Hope this is descriptive and helpfull enough to answer my question.
回答1:
What you are trying to do is supported in .NET 4.0 but not 3.5. It's called generic covariance. What you can do instead in the meantime is create a non-generic interface called ITableDataAccessLayer (using type Object wherever you'd use T) and provide explicit interface implementation. This is how many generic types in .NET handle it.
回答2:
Indeed, you want covariance. Couple points.
First, understand why sometimes this has to be illegal. Take IList for example. Suppose you have an IList<Giraffe>, a list of giraffes. Can you convert that to a list of animals? No, not safely. Yes, a list of giraffes is a list of animals in the sense that everything in the list is an animal.
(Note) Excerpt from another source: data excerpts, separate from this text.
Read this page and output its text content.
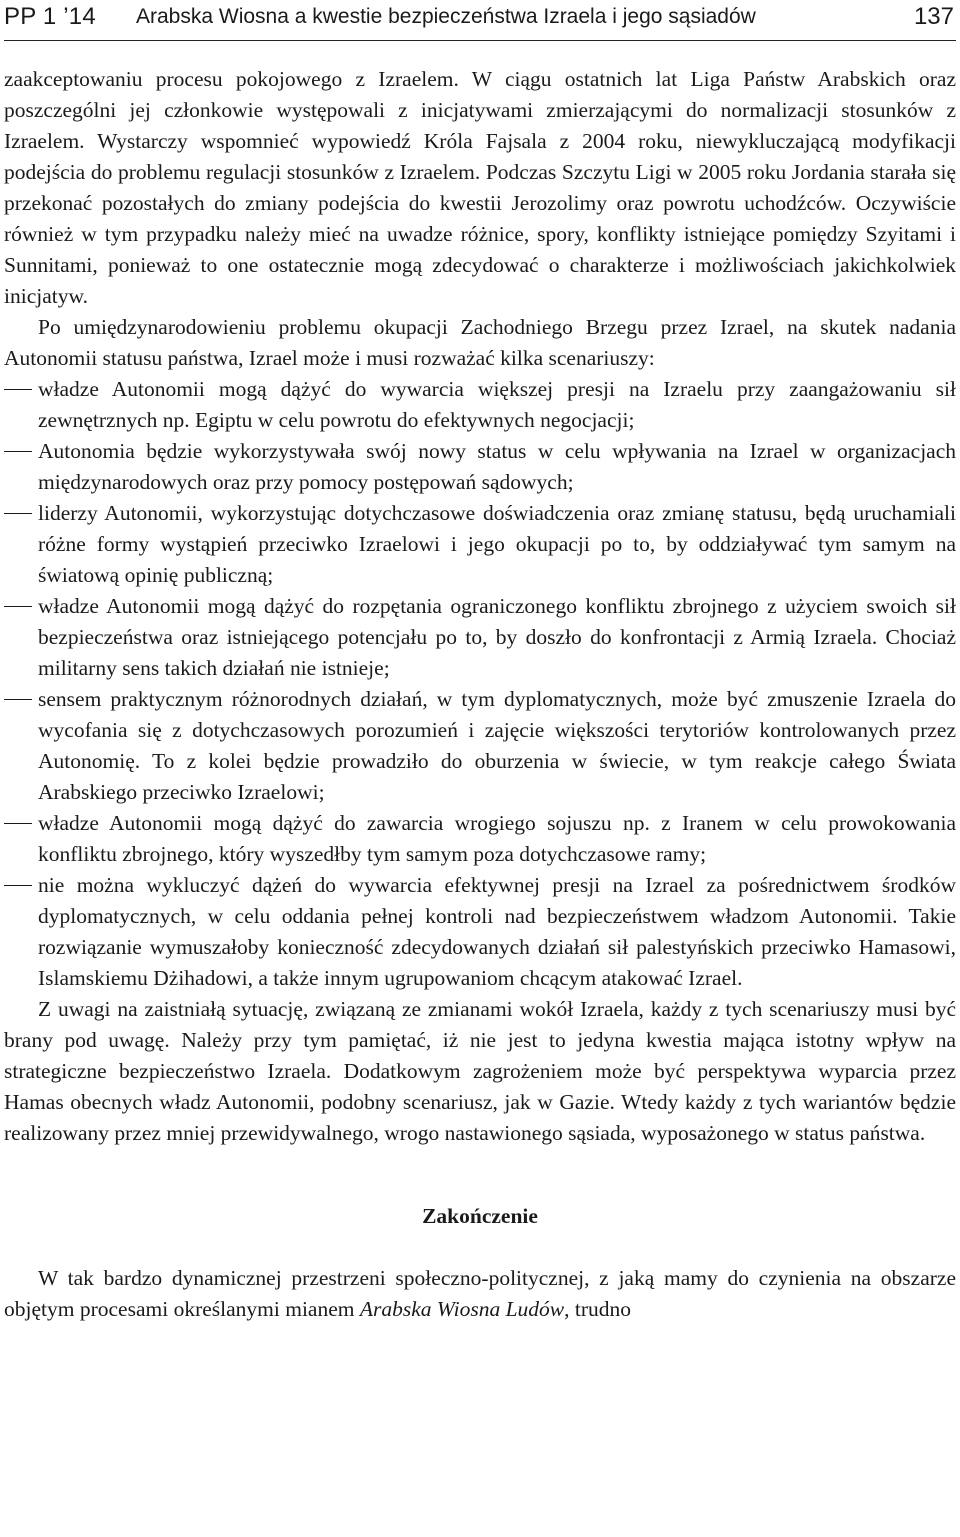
PP 1 ’14 Arabska Wiosna a kwestie bezpieczeństwa Izraela i jego sąsiadów	137

zaakceptowaniu procesu pokojowego z Izraelem. W ciągu ostatnich lat Liga Państw Arabskich oraz poszczególni jej członkowie występowali z inicjatywami zmierzającymi do normalizacji stosunków z Izraelem. Wystarczy wspomnieć wypowiedź Króla Fajsala z 2004 roku, niewykluczającą modyfikacji podejścia do problemu regulacji stosunków z Izraelem. Podczas Szczytu Ligi w 2005 roku Jordania starała się przekonać pozostałych do zmiany podejścia do kwestii Jerozolimy oraz powrotu uchodźców. Oczywiście również w tym przypadku należy mieć na uwadze różnice, spory, konflikty istniejące pomiędzy Szyitami i Sunnitami, ponieważ to one ostatecznie mogą zdecydować o charakterze i możliwościach jakichkolwiek inicjatyw.

Po umiędzynarodowieniu problemu okupacji Zachodniego Brzegu przez Izrael, na skutek nadania Autonomii statusu państwa, Izrael może i musi rozważać kilka scenariuszy:

władze Autonomii mogą dążyć do wywarcia większej presji na Izraelu przy zaangażowaniu sił zewnętrznych np. Egiptu w celu powrotu do efektywnych negocjacji;
Autonomia będzie wykorzystywała swój nowy status w celu wpływania na Izrael w organizacjach międzynarodowych oraz przy pomocy postępowań sądowych;
liderzy Autonomii, wykorzystując dotychczasowe doświadczenia oraz zmianę statusu, będą uruchamiali różne formy wystąpień przeciwko Izraelowi i jego okupacji po to, by oddziaływać tym samym na światową opinię publiczną;
władze Autonomii mogą dążyć do rozpętania ograniczonego konfliktu zbrojnego z użyciem swoich sił bezpieczeństwa oraz istniejącego potencjału po to, by doszło do konfrontacji z Armią Izraela. Chociaż militarny sens takich działań nie istnieje;
sensem praktycznym różnorodnych działań, w tym dyplomatycznych, może być zmuszenie Izraela do wycofania się z dotychczasowych porozumień i zajęcie większości terytoriów kontrolowanych przez Autonomię. To z kolei będzie prowadziło do oburzenia w świecie, w tym reakcje całego Świata Arabskiego przeciwko Izraelowi;
władze Autonomii mogą dążyć do zawarcia wrogiego sojuszu np. z Iranem w celu prowokowania konfliktu zbrojnego, który wyszedłby tym samym poza dotychczasowe ramy;
nie można wykluczyć dążeń do wywarcia efektywnej presji na Izrael za pośrednictwem środków dyplomatycznych, w celu oddania pełnej kontroli nad bezpieczeństwem władzom Autonomii. Takie rozwiązanie wymuszałoby konieczność zdecydowanych działań sił palestyńskich przeciwko Hamasowi, Islamskiemu Dżihadowi, a także innym ugrupowaniom chcącym atakować Izrael.

Z uwagi na zaistniałą sytuację, związaną ze zmianami wokół Izraela, każdy z tych scenariuszy musi być brany pod uwagę. Należy przy tym pamiętać, iż nie jest to jedyna kwestia mająca istotny wpływ na strategiczne bezpieczeństwo Izraela. Dodatkowym zagrożeniem może być perspektywa wyparcia przez Hamas obecnych władz Autonomii, podobny scenariusz, jak w Gazie. Wtedy każdy z tych wariantów będzie realizowany przez mniej przewidywalnego, wrogo nastawionego sąsiada, wyposażonego w status państwa.

Zakończenie

W tak bardzo dynamicznej przestrzeni społeczno-politycznej, z jaką mamy do czynienia na obszarze objętym procesami określanymi mianem Arabska Wiosna Ludów, trudno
But lists are mutable; you can stick a tiger into a list of animals, but if it is really a list of giraffes then this has to fail. Since that is not safe, we will not be making IList covariant in C# 4.
Second, if this topic interests you, you might want to read my long series of blog articles on how the feature is designed to maintain type safety.
http://blogs.msdn.com/ericlippert/archive/tags/Covariance+and+Contravariance/default.aspx
Third, FYI I will be posting the exact rules we use to compute when an interface can be safely covariant or contravariant on my blog in the next couple of weeks.
回答3:
does this compile?
UserDataAccessLayer udal = new UserDataAccessLayer();
ITableDataAccessLayer<TTableRecord> itdal = (ITableDataAccessLayer<TTableRecord>)udal;
or even just
ITableDataAccessLayer<TTableRecord> itdal = new UserDataAccessLayer();
as it is a generic interface, it probably needs to know what type it is?
it would be helpful to know the error message too. that usually sheds light on the subject.